Reprise de la chasse commerciale à la baleine par le Japon dans les eaux territoriales japonaises

Lundi 1ier juillet 2019

Sea Shepherd s’oppose à la chasse à la baleine depuis les années 1970 et continue à s’engager pour mettre un terme à cette pratique dans tous les océans du globe.

En dépit d’un moratoire international sur la chasse commerciale à la baleine datant de 1986, le Japon a continué, depuis 1987, à massacrer des baleines dans l’Océan Austral, en tant que membre de la Commission baleinière internationale (CBI), au nom de la recherche scientifique.

Sea Shepherd l’affirme : la chasse à la baleine du Japon en Antarctique a toujours été une chasse commerciale, permise uniquement par la Commission baleinière internationale sous prétexte de recherche scientifique.

En 2014, la position de Sea Shepherd s’est trouvée justifiée avec l’inculpation du Japon devant la Cour internationale de Justice (CIJ) aux Pays-Bas par le biais des gouvernements australien et néo-zélandais et le jugement rendu par cette dernière, déclarant la chasse à la baleine du Japon dans l’Océan Austral à la fois non-scientifique et illégale. La guerre baleinière entre Sea Shepherd et la flotte baleinière japonaise dans l’Océan Austral s’est poursuivie jusqu’à cette année, au moment où le Japon a annoncé mettre fin à son programme de chasse baleinière en Antarctique.

D’autres pays, comme la Norvège, l’Islande et le Danemark, ont quitté la CBI pour poursuivre leurs chasses commerciales dans leurs eaux territoriales. Sea Shepherd a toujours considéré ces pays comme des nations baleinières pirates violant les lois et traités internationaux mis en place pour protéger les océans pour les générations futures.

Sea Shepherd estime que le Japon fait partie de ces dernières nations baleinières pirates et considère que l’annonce de leur départ de la CBI et leur entêtement à désigner ouvertement leurs chasses à la baleine comme des activités commerciales constituent une preuve de leur mépris arrogant envers le droit international sur la conservation des espèces.

Le directeur général de Sea Shepherd Global, Alex Cornelissen, a déclaré : "Nous considérons la reprise de la chasse commerciale à la baleine par le Japon comme une preuve de plus du mépris évident du gouvernement japonais envers les lois et traités internationaux, un combat que nous menons depuis maintenant plus d’une décennie. Si le Japon entend continuer dans cette voie, Sea Shepherd continuera à soutenir la communauté internationale qui n’attend que la fin de la chasse à la baleine."

Le fondateur de Sea Shepherd, le capitaine Paul Watson, a déclaré : "La chasse à la baleine au Japon est une industrie sur le déclin, qui ne survit que grâce à l’injection massive et politiquement motivée de subventions de la part du gouvernement. Nous avons chassé les baleiniers japonais de l’hémisphère sud et ils poursuivent maintenant leur massacre illégal dans leurs propres eaux, dépassés uniquement en nombre par le massacre illégal de baleines dans les eaux norvégiennes. Cet été, nous avons stoppé le massacre des rorquals communs, espèce menacée, par les Islandais et nous nous opposerons activement au massacre des globicéphales et dauphins dans les îles Féroé."

"Notre opposition à la chasse à la baleine est mondiale et nous continuerons à faire pression sur le Japon et sur les autres nations baleinières pirates tant que nous n’aurons pas atteint notre objectif ultime : l’éradication totale et complète, dans le monde entier, de cette folie meurtrière qu’est la chasse à la baleine, quel qu’en soit le lieu, le coupable ou la raison."

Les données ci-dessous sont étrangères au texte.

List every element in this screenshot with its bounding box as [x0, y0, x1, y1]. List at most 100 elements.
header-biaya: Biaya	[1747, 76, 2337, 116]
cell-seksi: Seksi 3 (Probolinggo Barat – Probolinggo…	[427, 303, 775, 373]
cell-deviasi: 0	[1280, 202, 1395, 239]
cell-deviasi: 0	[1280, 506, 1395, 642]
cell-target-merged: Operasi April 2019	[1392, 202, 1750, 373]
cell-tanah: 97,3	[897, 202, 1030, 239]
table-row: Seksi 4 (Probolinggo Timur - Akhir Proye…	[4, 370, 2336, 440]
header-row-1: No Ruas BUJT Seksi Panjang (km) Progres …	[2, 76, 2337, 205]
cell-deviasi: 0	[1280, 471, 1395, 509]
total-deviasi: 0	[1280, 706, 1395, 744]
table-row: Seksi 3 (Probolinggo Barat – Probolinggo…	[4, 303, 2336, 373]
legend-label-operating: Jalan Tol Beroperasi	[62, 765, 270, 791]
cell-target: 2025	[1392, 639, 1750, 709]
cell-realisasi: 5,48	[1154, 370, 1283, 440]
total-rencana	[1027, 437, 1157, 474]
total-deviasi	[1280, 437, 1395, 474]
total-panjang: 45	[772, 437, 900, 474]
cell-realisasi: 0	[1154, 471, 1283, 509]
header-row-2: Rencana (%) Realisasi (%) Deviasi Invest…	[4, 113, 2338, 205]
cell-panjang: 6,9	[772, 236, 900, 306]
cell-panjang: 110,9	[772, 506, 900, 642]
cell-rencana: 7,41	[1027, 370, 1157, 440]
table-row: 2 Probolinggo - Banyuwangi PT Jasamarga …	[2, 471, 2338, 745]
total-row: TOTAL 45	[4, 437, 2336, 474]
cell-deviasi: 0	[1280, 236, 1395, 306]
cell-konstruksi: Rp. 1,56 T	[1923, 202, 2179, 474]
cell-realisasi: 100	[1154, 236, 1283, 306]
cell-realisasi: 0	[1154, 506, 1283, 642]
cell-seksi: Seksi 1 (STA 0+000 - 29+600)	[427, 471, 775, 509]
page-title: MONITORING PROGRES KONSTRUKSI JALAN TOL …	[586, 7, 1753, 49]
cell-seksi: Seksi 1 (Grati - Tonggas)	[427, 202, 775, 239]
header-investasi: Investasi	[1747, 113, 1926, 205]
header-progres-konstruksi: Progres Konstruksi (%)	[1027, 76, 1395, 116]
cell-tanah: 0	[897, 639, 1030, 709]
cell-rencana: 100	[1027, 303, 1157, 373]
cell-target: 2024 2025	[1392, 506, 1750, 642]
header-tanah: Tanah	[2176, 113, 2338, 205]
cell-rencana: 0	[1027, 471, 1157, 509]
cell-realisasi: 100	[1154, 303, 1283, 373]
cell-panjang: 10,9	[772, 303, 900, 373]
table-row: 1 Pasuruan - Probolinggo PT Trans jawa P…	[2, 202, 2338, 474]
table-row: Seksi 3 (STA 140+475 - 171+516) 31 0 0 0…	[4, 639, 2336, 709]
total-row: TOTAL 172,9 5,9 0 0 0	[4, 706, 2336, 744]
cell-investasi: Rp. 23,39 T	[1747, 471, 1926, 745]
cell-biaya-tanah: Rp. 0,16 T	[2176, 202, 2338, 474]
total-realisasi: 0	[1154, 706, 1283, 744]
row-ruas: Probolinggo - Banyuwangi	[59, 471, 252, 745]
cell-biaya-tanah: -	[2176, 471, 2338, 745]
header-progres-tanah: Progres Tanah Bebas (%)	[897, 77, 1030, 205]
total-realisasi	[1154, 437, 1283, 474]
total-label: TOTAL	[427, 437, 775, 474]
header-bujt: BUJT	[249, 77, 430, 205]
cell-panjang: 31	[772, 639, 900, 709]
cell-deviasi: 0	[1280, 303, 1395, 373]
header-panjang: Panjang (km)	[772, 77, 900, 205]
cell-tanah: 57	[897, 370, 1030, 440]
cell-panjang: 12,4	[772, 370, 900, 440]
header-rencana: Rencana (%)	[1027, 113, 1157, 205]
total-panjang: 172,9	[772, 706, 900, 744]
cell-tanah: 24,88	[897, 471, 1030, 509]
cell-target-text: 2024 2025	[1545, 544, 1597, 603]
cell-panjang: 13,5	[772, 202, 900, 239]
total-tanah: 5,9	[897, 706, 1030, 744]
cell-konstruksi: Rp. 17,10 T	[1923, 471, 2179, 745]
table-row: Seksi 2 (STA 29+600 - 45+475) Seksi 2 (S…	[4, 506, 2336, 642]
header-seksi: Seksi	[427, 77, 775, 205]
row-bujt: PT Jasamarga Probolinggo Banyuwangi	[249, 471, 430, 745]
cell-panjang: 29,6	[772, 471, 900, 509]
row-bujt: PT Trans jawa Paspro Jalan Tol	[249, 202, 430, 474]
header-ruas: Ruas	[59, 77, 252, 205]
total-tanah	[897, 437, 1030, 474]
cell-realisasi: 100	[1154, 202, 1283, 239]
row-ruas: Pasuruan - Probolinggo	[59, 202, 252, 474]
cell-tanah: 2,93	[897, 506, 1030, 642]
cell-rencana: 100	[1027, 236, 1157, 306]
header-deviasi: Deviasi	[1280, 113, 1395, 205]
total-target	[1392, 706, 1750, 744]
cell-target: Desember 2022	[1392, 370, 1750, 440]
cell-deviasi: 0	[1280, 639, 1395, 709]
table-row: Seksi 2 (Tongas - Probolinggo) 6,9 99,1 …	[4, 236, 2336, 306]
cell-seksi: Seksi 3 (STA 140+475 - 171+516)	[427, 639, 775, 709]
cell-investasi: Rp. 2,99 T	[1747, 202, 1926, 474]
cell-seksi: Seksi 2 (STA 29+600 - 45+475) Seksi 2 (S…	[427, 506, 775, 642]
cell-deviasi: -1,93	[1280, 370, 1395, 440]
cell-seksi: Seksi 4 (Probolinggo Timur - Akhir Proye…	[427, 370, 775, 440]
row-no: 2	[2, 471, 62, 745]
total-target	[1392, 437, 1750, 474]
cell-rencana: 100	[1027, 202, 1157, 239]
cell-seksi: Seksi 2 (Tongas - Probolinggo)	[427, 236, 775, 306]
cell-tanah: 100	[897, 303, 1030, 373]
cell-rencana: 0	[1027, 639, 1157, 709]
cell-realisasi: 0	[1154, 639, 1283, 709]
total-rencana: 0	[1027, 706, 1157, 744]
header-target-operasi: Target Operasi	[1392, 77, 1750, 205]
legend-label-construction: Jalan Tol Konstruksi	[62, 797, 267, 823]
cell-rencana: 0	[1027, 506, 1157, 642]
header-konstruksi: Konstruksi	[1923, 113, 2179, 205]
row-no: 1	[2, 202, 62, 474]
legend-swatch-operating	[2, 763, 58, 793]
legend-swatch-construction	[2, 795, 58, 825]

"Depuis des décennies, nous constituons le mouvement de défense des baleines le plus direct et efficace dans le monde et nous allons continuer dans cette voie", affirme le directeur général de Sea Shepherd Australie, Jeff Hansen. "En tant que bergers de la mer, nous restons concentrés et efficaces, comme le montrent nos récentes campagnes contre la pêche illégale qui tue aux alentours de 333 000 baleines et dauphins dans des engins de pêche chaque année."

"Nous continuerons à chercher de nouvelles méthodes pour mettre fin à la chasse à la baleine en Islande, en Norvège et au Japon."

"Pour le moment, nous demandons au peuple japonais de nous rejoindre dans ce combat mondial et de demander à leur gouvernement de ranger leurs harpons une bonne fois pour toutes, au vu du rôle crucial que jouent les baleines pour le maintien d’un océan en pleine santé."